Related rates waliking away from light towards building

[dethnode]

Homework Statement

a spotlight won the ground shines on a wall 12 m away if am man 2 m tall walks from the spotlight towards the building at a speed of 1.6 m/s how fast is the length of his shadow on the building decreasing when he si 4 m from the building?

Homework Equations

using relative triangles

The Attempt at a Solution

trying to learn related rates as well, this is what i got tell me if i am wrong here...


draw triangle ABC with A being the light, B being the base of building, and C being top of shaddow/building.

the second triangle is formend with the man and the light, using ADE, D being the mans feet and E being his head at 2 m height.

using the 2 meter horizontal from the mans height we have two relative triangles.

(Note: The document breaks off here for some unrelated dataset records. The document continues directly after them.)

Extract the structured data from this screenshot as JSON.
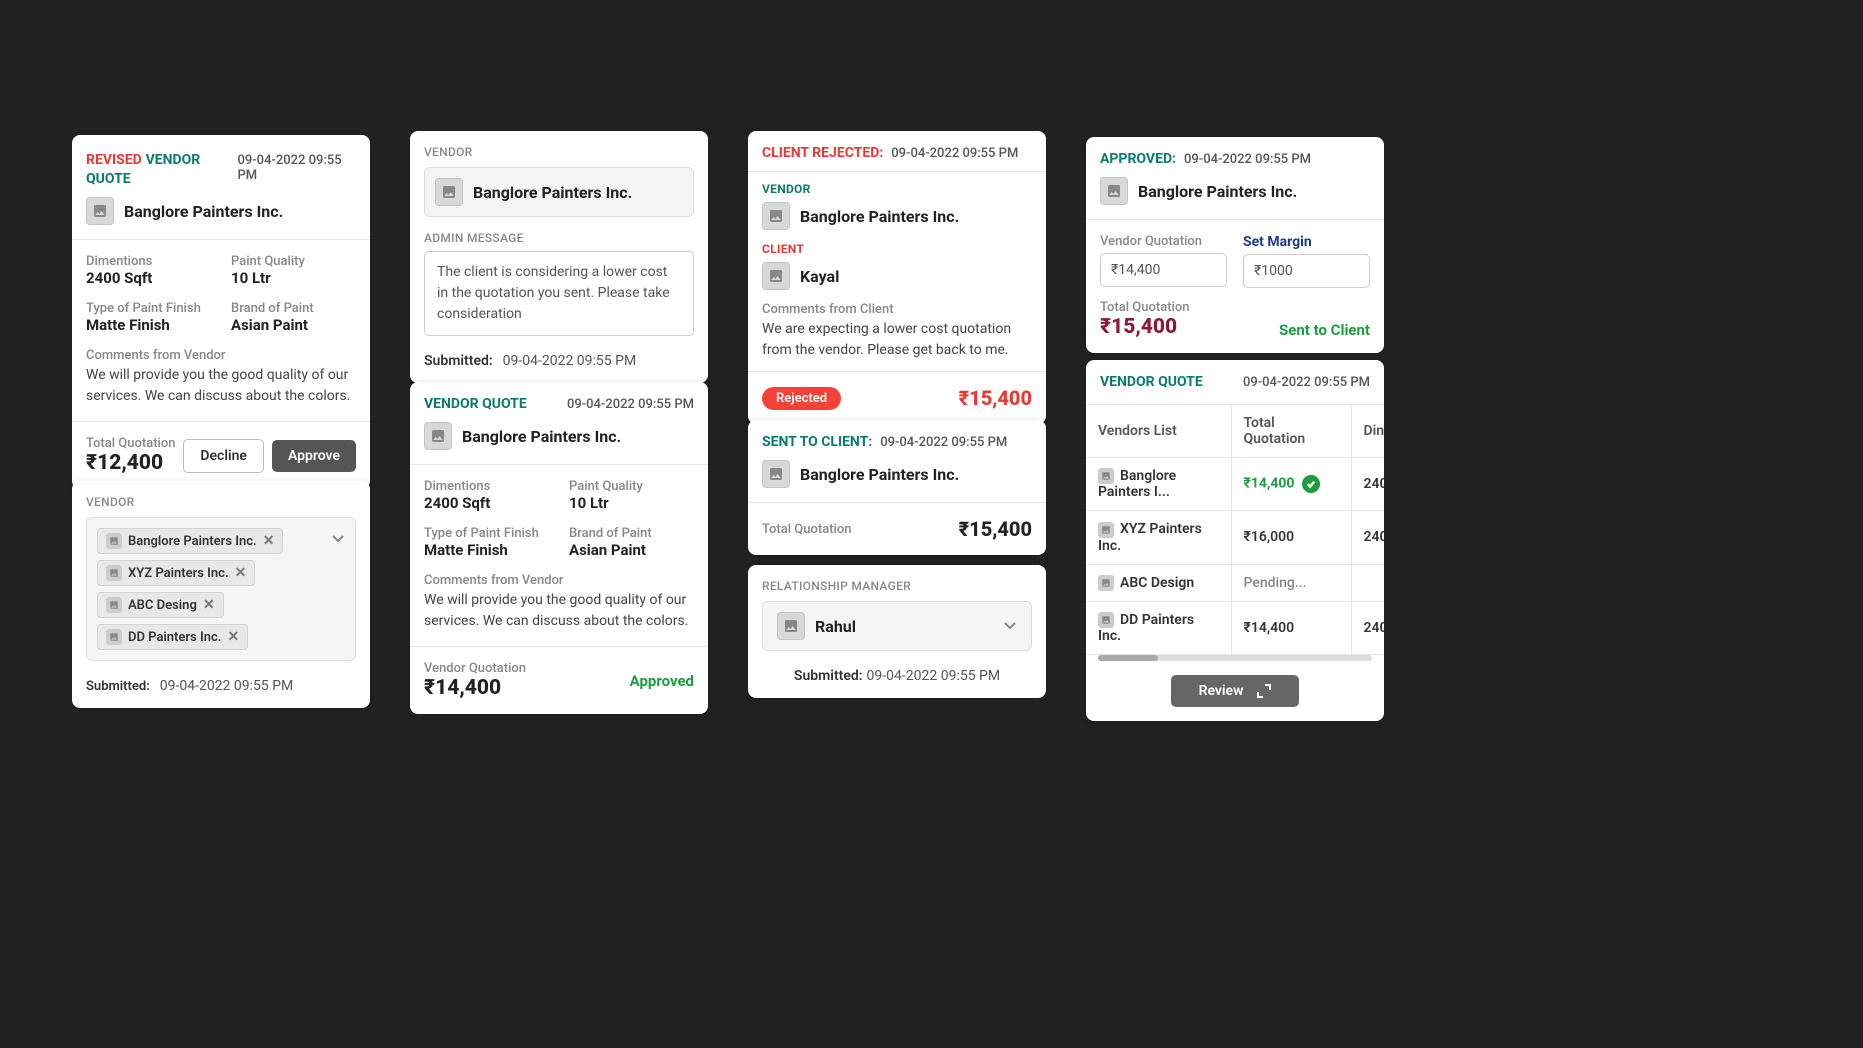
{
  "timestamp": "09-04-2022 09:55 PM",
  "labels": {
    "vendor": "VENDOR",
    "client": "CLIENT",
    "admin_message": "ADMIN MESSAGE",
    "dimensions": "Dimentions",
    "paint_quality": "Paint Quality",
    "paint_finish": "Type of Paint Finish",
    "paint_brand": "Brand of Paint",
    "comments_vendor": "Comments from Vendor",
    "comments_client": "Comments from Client",
    "total_quotation": "Total Quotation",
    "vendor_quotation": "Vendor Quotation",
    "set_margin": "Set Margin",
    "submitted": "Submitted:",
    "vendors_list": "Vendors List",
    "relationship_manager": "RELATIONSHIP MANAGER",
    "dimensions_short": "Din"
  },
  "card1": {
    "title_prefix": "REVISED",
    "title_main": "VENDOR QUOTE",
    "vendor_name": "Banglore Painters Inc.",
    "dimensions": "2400 Sqft",
    "paint_quality": "10 Ltr",
    "paint_finish": "Matte Finish",
    "paint_brand": "Asian Paint",
    "comments": "We will provide you the good quality of our services. We can discuss about the colors.",
    "total": "₹12,400",
    "btn_decline": "Decline",
    "btn_approve": "Approve"
  },
  "card2": {
    "chips": [
      "Banglore Painters Inc.",
      "XYZ Painters Inc.",
      "ABC Desing",
      "DD Painters Inc."
    ]
  },
  "card3": {
    "vendor_name": "Banglore Painters Inc.",
    "admin_message": "The client is considering a lower cost in the quotation you sent. Please take consideration"
  },
  "card4": {
    "title": "VENDOR QUOTE",
    "vendor_name": "Banglore Painters Inc.",
    "dimensions": "2400 Sqft",
    "paint_quality": "10 Ltr",
    "paint_finish": "Matte Finish",
    "paint_brand": "Asian Paint",
    "comments": "We will provide you the good quality of our services. We can discuss about the colors.",
    "vendor_quotation": "₹14,400",
    "status": "Approved"
  },
  "card5": {
    "title": "CLIENT REJECTED:",
    "vendor_name": "Banglore Painters Inc.",
    "client_name": "Kayal",
    "comments": "We are expecting a lower cost quotation from the vendor. Please get back to me.",
    "badge": "Rejected",
    "amount": "₹15,400"
  },
  "card6": {
    "title": "SENT TO CLIENT:",
    "vendor_name": "Banglore Painters Inc.",
    "amount": "₹15,400"
  },
  "card7": {
    "manager_name": "Rahul"
  },
  "card8": {
    "title": "APPROVED:",
    "vendor_name": "Banglore Painters Inc.",
    "vendor_quotation_val": "₹14,400",
    "margin_val": "₹1000",
    "total": "₹15,400",
    "status": "Sent to Client"
  },
  "card9": {
    "title": "VENDOR QUOTE",
    "rows": [
      {
        "name": "Banglore Painters I...",
        "quote": "₹14,400",
        "check": true,
        "dim": "240"
      },
      {
        "name": "XYZ Painters Inc.",
        "quote": "₹16,000",
        "check": false,
        "dim": "240"
      },
      {
        "name": "ABC Design",
        "quote": "Pending...",
        "check": false,
        "dim": ""
      },
      {
        "name": "DD Painters Inc.",
        "quote": "₹14,400",
        "check": false,
        "dim": "240"
      }
    ],
    "btn_review": "Review"
  }
}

call the range from the light (line AD) x and call the building/shaddow (line BC) y

using the two triangles we can infer that 2/x=y/12 or xy=24

if we then differentiate relative to time 0=dx/dt * y + dy/dt * x

we then plug in 1.6 for dx/dt and 8 for x(range from the light not the building); and y=3 (using xy=24 @ x=8) and solve for dy/dt= -.6m/s which should be negative.

Is this correct?

 

[lanedance]

wasn't this in the other posting?

 

[dethnode]

yes i had already posted this, i have a new posting out titled related rates kite

 

[HallsofIvy]

Homework Statement

a spotlight won the ground shines on a wall 12 m away if am man 2 m tall walks from the spotlight towards the building at a speed of 1.6 m/s how fast is the length of his shadow on the building decreasing when he si 4 m from the building?

Homework Equations

using relative triangles

The Attempt at a Solution

trying to learn related rates as well, this is what i got tell me if i am wrong here...


draw triangle ABC with A being the light, B being the base of building, and C being top of shaddow/building.

the second triangle is formend with the man and the light, using ADE, D being the mans feet and E being his head at 2 m height.

using the 2 meter horizontal from the mans height we have two relative triangles.

call the range from the light (line AD) x and call the building/shaddow (line BC) y

using the two triangles we can infer that 2/x=y/12 or xy=24

if we then differentiate relative to time 0=dx/dt * y + dy/dt * x

we then plug in 1.6 for dx/dt and 8 for x(range from the light not the building); and y=3 (using xy=24 @ x=8) and solve for dy/dt= -.6m/s which should be negative.

Is this correct?

Yes, that is correct.

 

[HallsofIvy]

yes i had already posted this, i have a new posting out titled related rates kite

Please don't post the same thing more than once!